«Ô soleil, toi sans qui….
…les choses ne seraient que ce qu’elles sont!»
S’il y a un moment dans l’année où cette citation me trotte dans la tête, c’est bien l’automne. Et spécialement l’automne dans ma contrée d’élection, cette riante et verte Normandie.
Je n’écoute ni la télé ni la radio alors j’ignore si on vous bassine encore avec la sécheresse, mais j’ose espérer que non, car ici sur mon terrain transformé en éponge, on patauge dans la gadoue, une boue glissante et visqueuse qui me donne envie d’être une marmotte et de ne me réveiller qu’au printemps prochain.
Je compatis avec mes pauvres animaux, poules et moutons, et me promets de leur construire un abri plus grand et plus sûr contre les aléas climatiques. Car cette pluie pénètre partout, même dans mon abri de jardin tout-nouveau-tout-beau où j’ai stocké mes outils… la dalle en est trempée, l’eau s’infiltre par le dessous, par les côtés, pour un peu je pourrais croire qu’elle passe à travers les planches ! Même à un mètre du sol mes objets en sont éclaboussés.
Alors je me réfugie dans la maison, au coin du feu, et je lis (ou relis) Alphonse Daudet. La garrigue, les cigales, l’odeur du thym et du romarin, le moulin et «sa porte ouverte au bon soleil du midi» et cette lumière qui inonde tout… Qu’est-ce que je suis donc venue faire en Normandie? Un contemporain, ami du grand Alphonse (et peut-être aussi, dit-on, l’un de ses «nègres» à qui on devrait l’essentiel des Lettres de mon Moulin?), Paul Arène, met dans la bouche d’un de ses personnages les propos suivants: «Le Bon Dieu? Le voilà!», en montrant le soleil. Comme je peux le comprendre!

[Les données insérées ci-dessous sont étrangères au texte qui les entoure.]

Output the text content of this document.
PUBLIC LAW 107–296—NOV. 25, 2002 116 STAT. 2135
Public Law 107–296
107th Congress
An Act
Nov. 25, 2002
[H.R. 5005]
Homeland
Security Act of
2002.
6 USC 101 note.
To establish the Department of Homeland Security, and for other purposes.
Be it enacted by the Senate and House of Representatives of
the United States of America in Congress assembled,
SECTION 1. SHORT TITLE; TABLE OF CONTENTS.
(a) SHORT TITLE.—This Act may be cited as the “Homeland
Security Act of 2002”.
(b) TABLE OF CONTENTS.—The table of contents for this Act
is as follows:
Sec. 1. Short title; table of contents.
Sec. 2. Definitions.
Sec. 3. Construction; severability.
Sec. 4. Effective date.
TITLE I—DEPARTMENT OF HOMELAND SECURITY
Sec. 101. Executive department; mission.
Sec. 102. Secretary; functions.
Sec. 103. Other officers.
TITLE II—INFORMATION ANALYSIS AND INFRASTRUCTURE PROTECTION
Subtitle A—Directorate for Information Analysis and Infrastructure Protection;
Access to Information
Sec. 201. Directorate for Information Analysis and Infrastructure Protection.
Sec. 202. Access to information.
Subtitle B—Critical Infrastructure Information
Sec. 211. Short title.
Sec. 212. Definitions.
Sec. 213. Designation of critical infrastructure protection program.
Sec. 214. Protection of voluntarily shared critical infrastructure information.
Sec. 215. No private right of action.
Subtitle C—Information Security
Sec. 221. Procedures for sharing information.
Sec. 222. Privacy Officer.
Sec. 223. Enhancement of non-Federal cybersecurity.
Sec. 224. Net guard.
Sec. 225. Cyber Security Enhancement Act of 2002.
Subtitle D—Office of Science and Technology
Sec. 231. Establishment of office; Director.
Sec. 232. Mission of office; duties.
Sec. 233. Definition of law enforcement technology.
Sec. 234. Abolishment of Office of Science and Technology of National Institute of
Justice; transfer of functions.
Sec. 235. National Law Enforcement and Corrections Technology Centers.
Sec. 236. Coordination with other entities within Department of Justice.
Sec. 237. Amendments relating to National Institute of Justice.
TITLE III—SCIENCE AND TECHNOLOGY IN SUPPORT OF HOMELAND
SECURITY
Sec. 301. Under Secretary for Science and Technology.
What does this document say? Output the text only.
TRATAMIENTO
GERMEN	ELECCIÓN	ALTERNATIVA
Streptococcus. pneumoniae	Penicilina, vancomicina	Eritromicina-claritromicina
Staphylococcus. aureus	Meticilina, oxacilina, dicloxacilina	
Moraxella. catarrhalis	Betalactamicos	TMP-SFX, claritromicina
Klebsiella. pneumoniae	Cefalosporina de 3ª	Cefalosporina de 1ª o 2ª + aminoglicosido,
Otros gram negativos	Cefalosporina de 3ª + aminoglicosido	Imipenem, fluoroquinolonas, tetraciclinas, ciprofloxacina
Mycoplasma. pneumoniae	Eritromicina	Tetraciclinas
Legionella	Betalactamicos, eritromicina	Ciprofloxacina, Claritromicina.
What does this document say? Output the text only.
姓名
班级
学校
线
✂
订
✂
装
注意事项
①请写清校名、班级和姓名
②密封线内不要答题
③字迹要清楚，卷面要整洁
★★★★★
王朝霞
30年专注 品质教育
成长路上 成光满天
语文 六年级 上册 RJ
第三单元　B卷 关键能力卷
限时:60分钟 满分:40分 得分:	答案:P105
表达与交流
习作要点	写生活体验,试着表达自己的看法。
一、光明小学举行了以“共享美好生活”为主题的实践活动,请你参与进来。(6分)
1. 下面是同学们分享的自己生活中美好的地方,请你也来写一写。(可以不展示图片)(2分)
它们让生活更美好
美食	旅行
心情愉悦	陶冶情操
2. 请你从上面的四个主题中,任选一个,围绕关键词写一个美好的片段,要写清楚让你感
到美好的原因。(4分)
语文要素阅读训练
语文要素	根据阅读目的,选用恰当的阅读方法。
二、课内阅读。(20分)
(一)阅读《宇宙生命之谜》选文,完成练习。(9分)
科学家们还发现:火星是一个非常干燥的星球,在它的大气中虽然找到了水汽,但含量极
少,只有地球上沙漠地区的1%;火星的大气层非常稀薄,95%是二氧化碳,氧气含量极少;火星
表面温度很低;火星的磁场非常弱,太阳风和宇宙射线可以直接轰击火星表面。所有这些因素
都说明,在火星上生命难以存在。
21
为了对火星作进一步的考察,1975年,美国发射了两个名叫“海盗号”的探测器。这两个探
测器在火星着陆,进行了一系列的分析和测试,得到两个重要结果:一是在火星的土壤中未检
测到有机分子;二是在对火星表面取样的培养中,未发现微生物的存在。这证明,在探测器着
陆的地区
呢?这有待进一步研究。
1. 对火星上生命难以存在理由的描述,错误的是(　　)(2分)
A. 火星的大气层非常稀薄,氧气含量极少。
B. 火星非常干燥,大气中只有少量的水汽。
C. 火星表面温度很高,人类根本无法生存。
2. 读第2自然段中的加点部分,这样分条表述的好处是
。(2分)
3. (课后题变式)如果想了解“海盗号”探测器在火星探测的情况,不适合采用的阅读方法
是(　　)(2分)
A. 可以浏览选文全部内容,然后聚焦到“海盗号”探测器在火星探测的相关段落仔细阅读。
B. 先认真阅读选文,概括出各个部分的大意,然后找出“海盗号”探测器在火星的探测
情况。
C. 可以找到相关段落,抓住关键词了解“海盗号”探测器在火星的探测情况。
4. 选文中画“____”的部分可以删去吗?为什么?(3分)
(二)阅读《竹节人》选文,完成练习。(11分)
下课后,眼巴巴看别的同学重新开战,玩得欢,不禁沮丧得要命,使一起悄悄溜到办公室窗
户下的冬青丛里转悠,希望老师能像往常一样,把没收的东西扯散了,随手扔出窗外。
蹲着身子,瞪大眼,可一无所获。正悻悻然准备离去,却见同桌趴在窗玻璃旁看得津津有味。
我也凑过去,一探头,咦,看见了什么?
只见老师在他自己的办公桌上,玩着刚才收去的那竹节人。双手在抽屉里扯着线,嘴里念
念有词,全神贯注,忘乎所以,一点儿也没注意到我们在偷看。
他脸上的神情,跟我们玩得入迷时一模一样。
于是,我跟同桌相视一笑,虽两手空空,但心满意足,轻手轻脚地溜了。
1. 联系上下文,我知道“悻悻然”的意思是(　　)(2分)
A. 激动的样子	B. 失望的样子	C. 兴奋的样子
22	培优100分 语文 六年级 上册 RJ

Quand le ciel est bouché, cachant le soleil, toutes les couleurs de la terre s’éteignent. Tout devient gris, d’un gris insipide qui nous tire vers le bas. Aucune énergie. Aucun entrain. Tout nous semble fade et sans intérêt. Sans le soleil pour les illuminer, les objets, les plantes, les animaux, sont ternes, et toute leur beauté s’efface. Ô soleil! Sans toi, comme tout est triste…
Cependant, je me souviens aussi de ce que j’ai ressenti lorsque je voyageais dans l’Ouest américain, parcourant des étendues sans fin où pas un arbre ne pousse, sauf en étroites ceintures au bord de rares ruisseaux. L’odeur des sagebrush parfumait l’air aride, et je ressentais une grande sérénité sous le ciel immense, mais… j’avais aussi développé une dévotion pour l’eau. Un pays où il n’y a pas d’eau n’est pas vraiment habitable. On peut se chauffer dans un pays trop froid et se rafraîchir dans un pays trop chaud, mais on ne peut créer l’eau à partir du néant, et sans eau, on ne peut pas vivre.
Alors voilà, il nous faut les deux: le soleil ET la pluie. Et je sais bien que s’il faut choisir entre un pays avec trop de pluie et un pays avec pas de pluie du tout, le choix est facile à faire. On ne vit pas dans un désert. On y passe.
Toutes ces pluies qui m’irritent aujourd’hui sont la raison pour laquelle je serai comblée dans quelques semaines: les prés seront verts et les talus émaillés de fleurs sauvages, l’herbe poussera dru pour le bonheur de mes moutons, mon jardin me donnera une nourriture saine et abondante, et quand les pruniers, les poiriers et les pommiers fleuriront, en un feu d’artifice blanc et rose, je me rappellerai pourquoi j’ai choisi de venir vivre ici. En attendant, il faut prendre son mal en patience, et supporter la succession de ces jours monotones où le ciel n’est pas rempli de nuages mais d’un seul nuage, homogène, d’un gris de plomb, où il n’y a rien à voir.
Il reste toutefois deux moments dans la journée où, malgré tout, un peu de magie se glisse jusqu’à moi pour m’offrir un instant d’émerveillement. Entre le jour et la nuit, entre chien et loup, malgré la brume, malgré le grand nuage, le ciel se colore d’un bleu magnifique. C’est «l’heure bleue», qui ne dure en fait, que quelques minutes, une dizaine tout au plus. Peu importe, car pendant ces minutes, d’un seul coup, je me rappelle que la couleur existe. Derrière ce ciel gris et plombé, la beauté existe toujours. Le bleu du ciel infuse délicatement à travers la couche nuageuse, et tout, tout, devient bleu. N’est-ce pas un joli cadeau?